Gallant’s office released a photo of the defense minister showing his counterpart a chart hung on a wall showing senior Hamas members, and which ones the IDF has taken out in Gaza. The Prime Minister’s Office released a photo of Netanyahu showing Austin photos of the hostages still held captive by Hamas in the Strip.

Defense Minister Yoav Gallant (left) shows his US counterpart Lloyd Austin a chart showing the ‘status of the assassination of officials’ in Hamas, in Tel Aviv on December 18, 2023. (Ariel Hermoni/Defense Ministry)

Israel launched its war on Hamas following the terror group’s murderous onslaught on southern Israel on October 7, in which it slaughtered some 1,200 people, mostly civilians, and took another approximately 240 people hostage, more than 100 of whom it is still holding captive.

The Hamas-run Gaza health ministry says more than 19,000 people in the Strip have been killed in the ensuing operation. Israel has said at least a third of those are Hamas terror operatives. The Gaza death toll cannot be independently verified, and also includes those killed in failed Palestinian rocket launches. The IDF says it has killed over 7,000 Hamas operatives in Gaza.

The IDF says that 129 of its soldiers have been killed in the Gaza ground operation.

The US has vocally backed Israel since the start of the war, and has spoken out in support of the Jewish state in international bodies, including vetoing a UN Security Council resolution which called for a unilateral ceasefire.

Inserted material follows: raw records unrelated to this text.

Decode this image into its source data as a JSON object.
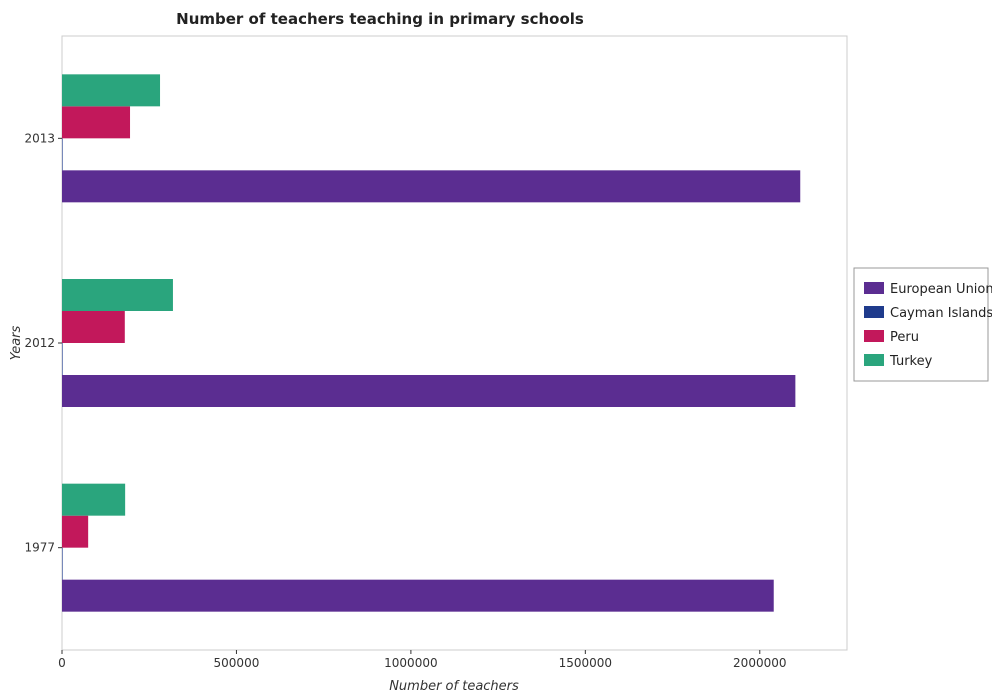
{
  "chart_data": {
    "type": "bar",
    "orientation": "horizontal",
    "title": "Number of teachers teaching in primary schools",
    "xlabel": "Number of teachers",
    "ylabel": "Years",
    "categories": [
      "1977",
      "2012",
      "2013"
    ],
    "xlim": [
      0,
      2250000
    ],
    "xticks": [
      0,
      500000,
      1000000,
      1500000,
      2000000
    ],
    "xtick_labels": [
      "0",
      "500000",
      "1000000",
      "1500000",
      "2000000"
    ],
    "grid": false,
    "legend_position": "right",
    "series": [
      {
        "name": "European Union",
        "color": "#5b2d91",
        "values": [
          2040000,
          2102000,
          2116000
        ]
      },
      {
        "name": "Cayman Islands",
        "color": "#1f3b8c",
        "values": [
          200,
          330,
          340
        ]
      },
      {
        "name": "Peru",
        "color": "#c2185b",
        "values": [
          75000,
          180000,
          195000
        ]
      },
      {
        "name": "Turkey",
        "color": "#2aa57d",
        "values": [
          181000,
          318000,
          281000
        ]
      }
    ]
  }
}
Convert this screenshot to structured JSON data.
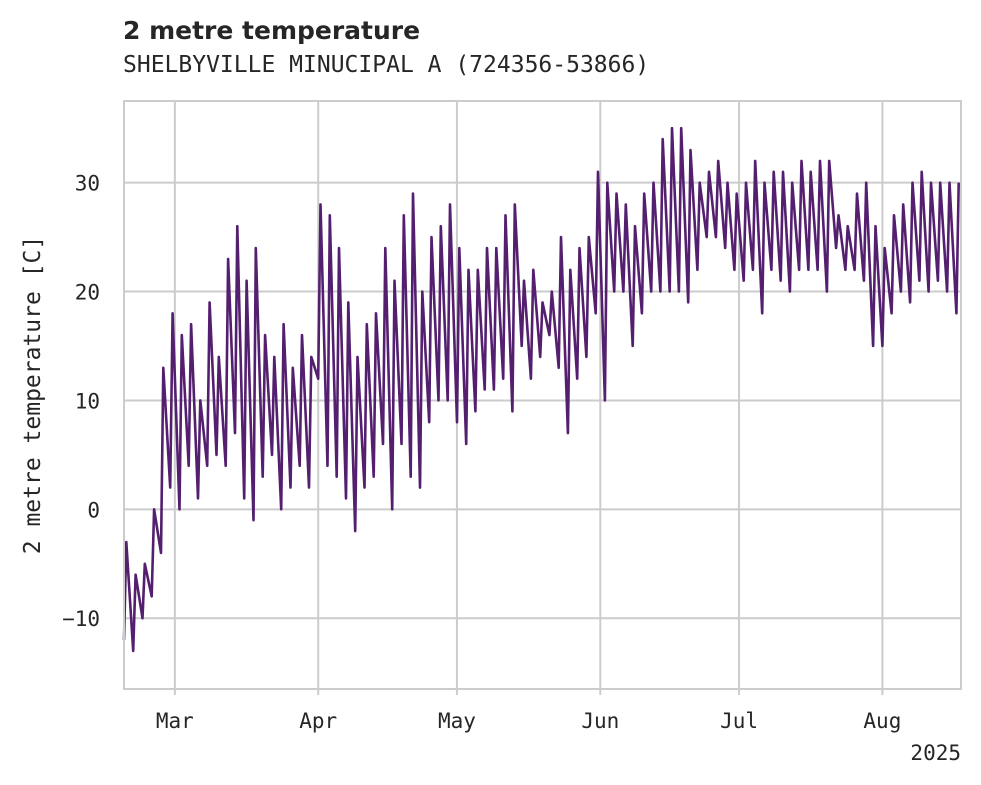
{
  "chart_data": {
    "type": "line",
    "title": "2 metre temperature",
    "subtitle": "SHELBYVILLE MINUCIPAL A (724356-53866)",
    "xlabel": "",
    "ylabel": "2 metre temperature [C]",
    "year_label": "2025",
    "grid": true,
    "legend": "none",
    "ylim": [
      -16.5,
      37.5
    ],
    "xlim": [
      "2025-02-18",
      "2025-08-18"
    ],
    "yticks": [
      -10,
      0,
      10,
      20,
      30
    ],
    "ytick_labels": [
      "−10",
      "0",
      "10",
      "20",
      "30"
    ],
    "xticks": [
      "2025-03-01",
      "2025-04-01",
      "2025-05-01",
      "2025-06-01",
      "2025-07-01",
      "2025-08-01"
    ],
    "xtick_labels": [
      "Mar",
      "Apr",
      "May",
      "Jun",
      "Jul",
      "Aug"
    ],
    "series": [
      {
        "color": "#541f6f",
        "x": [
          "2025-02-18",
          "2025-02-20",
          "2025-02-22",
          "2025-02-24",
          "2025-02-26",
          "2025-02-28",
          "2025-03-02",
          "2025-03-04",
          "2025-03-06",
          "2025-03-08",
          "2025-03-10",
          "2025-03-12",
          "2025-03-14",
          "2025-03-16",
          "2025-03-18",
          "2025-03-20",
          "2025-03-22",
          "2025-03-24",
          "2025-03-26",
          "2025-03-28",
          "2025-03-30",
          "2025-04-01",
          "2025-04-03",
          "2025-04-05",
          "2025-04-07",
          "2025-04-09",
          "2025-04-11",
          "2025-04-13",
          "2025-04-15",
          "2025-04-17",
          "2025-04-19",
          "2025-04-21",
          "2025-04-23",
          "2025-04-25",
          "2025-04-27",
          "2025-04-29",
          "2025-05-01",
          "2025-05-03",
          "2025-05-05",
          "2025-05-07",
          "2025-05-09",
          "2025-05-11",
          "2025-05-13",
          "2025-05-15",
          "2025-05-17",
          "2025-05-19",
          "2025-05-21",
          "2025-05-23",
          "2025-05-25",
          "2025-05-27",
          "2025-05-29",
          "2025-05-31",
          "2025-06-02",
          "2025-06-04",
          "2025-06-06",
          "2025-06-08",
          "2025-06-10",
          "2025-06-12",
          "2025-06-14",
          "2025-06-16",
          "2025-06-18",
          "2025-06-20",
          "2025-06-22",
          "2025-06-24",
          "2025-06-26",
          "2025-06-28",
          "2025-06-30",
          "2025-07-02",
          "2025-07-04",
          "2025-07-06",
          "2025-07-08",
          "2025-07-10",
          "2025-07-12",
          "2025-07-14",
          "2025-07-16",
          "2025-07-18",
          "2025-07-20",
          "2025-07-22",
          "2025-07-24",
          "2025-07-26",
          "2025-07-28",
          "2025-07-30",
          "2025-08-01",
          "2025-08-03",
          "2025-08-05",
          "2025-08-07",
          "2025-08-09",
          "2025-08-11",
          "2025-08-13",
          "2025-08-15",
          "2025-08-17"
        ],
        "min": [
          -12,
          -13,
          -10,
          -8,
          -4,
          2,
          0,
          4,
          1,
          4,
          5,
          4,
          7,
          1,
          -1,
          3,
          5,
          0,
          2,
          4,
          2,
          12,
          4,
          3,
          1,
          -2,
          2,
          3,
          6,
          0,
          6,
          3,
          2,
          8,
          10,
          10,
          8,
          6,
          9,
          11,
          11,
          12,
          9,
          15,
          12,
          14,
          16,
          13,
          7,
          12,
          14,
          18,
          10,
          20,
          20,
          15,
          18,
          20,
          20,
          20,
          20,
          19,
          22,
          25,
          25,
          24,
          22,
          21,
          22,
          18,
          22,
          21,
          20,
          22,
          22,
          22,
          20,
          24,
          22,
          22,
          21,
          15,
          15,
          18,
          20,
          19,
          21,
          20,
          21,
          20,
          18
        ],
        "max": [
          -3,
          -6,
          -5,
          0,
          13,
          18,
          16,
          17,
          10,
          19,
          14,
          23,
          26,
          21,
          24,
          16,
          14,
          17,
          13,
          16,
          14,
          28,
          27,
          24,
          19,
          14,
          17,
          18,
          24,
          21,
          27,
          29,
          20,
          25,
          26,
          28,
          24,
          22,
          22,
          24,
          24,
          27,
          28,
          21,
          22,
          19,
          20,
          25,
          22,
          24,
          25,
          31,
          30,
          29,
          28,
          26,
          29,
          30,
          34,
          35,
          35,
          33,
          30,
          31,
          32,
          30,
          29,
          30,
          32,
          30,
          31,
          31,
          30,
          32,
          31,
          32,
          32,
          27,
          26,
          29,
          30,
          26,
          24,
          27,
          28,
          30,
          31,
          30,
          30,
          30,
          30
        ]
      }
    ]
  }
}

In recent weeks, however, the US has at times taken a more critical tone in light of the rising death toll over 10 weeks of fighting, with US President Joe Biden saying last week that Israel’s “indiscriminate bombing” in the Strip was causing it to lose global support, and that Netanyahu “has to change” his approach.

Netanyahu has admitted that Israeli and US officials do not see eye-to-eye on the vision of a post-Hamas Gaza, but he has repeatedly stated that he will not allow the Palestinian Authority to rule over the Strip following the war, despite the US continuing to call for such a move.

Agencies and Times of Israel staff contributed to this report.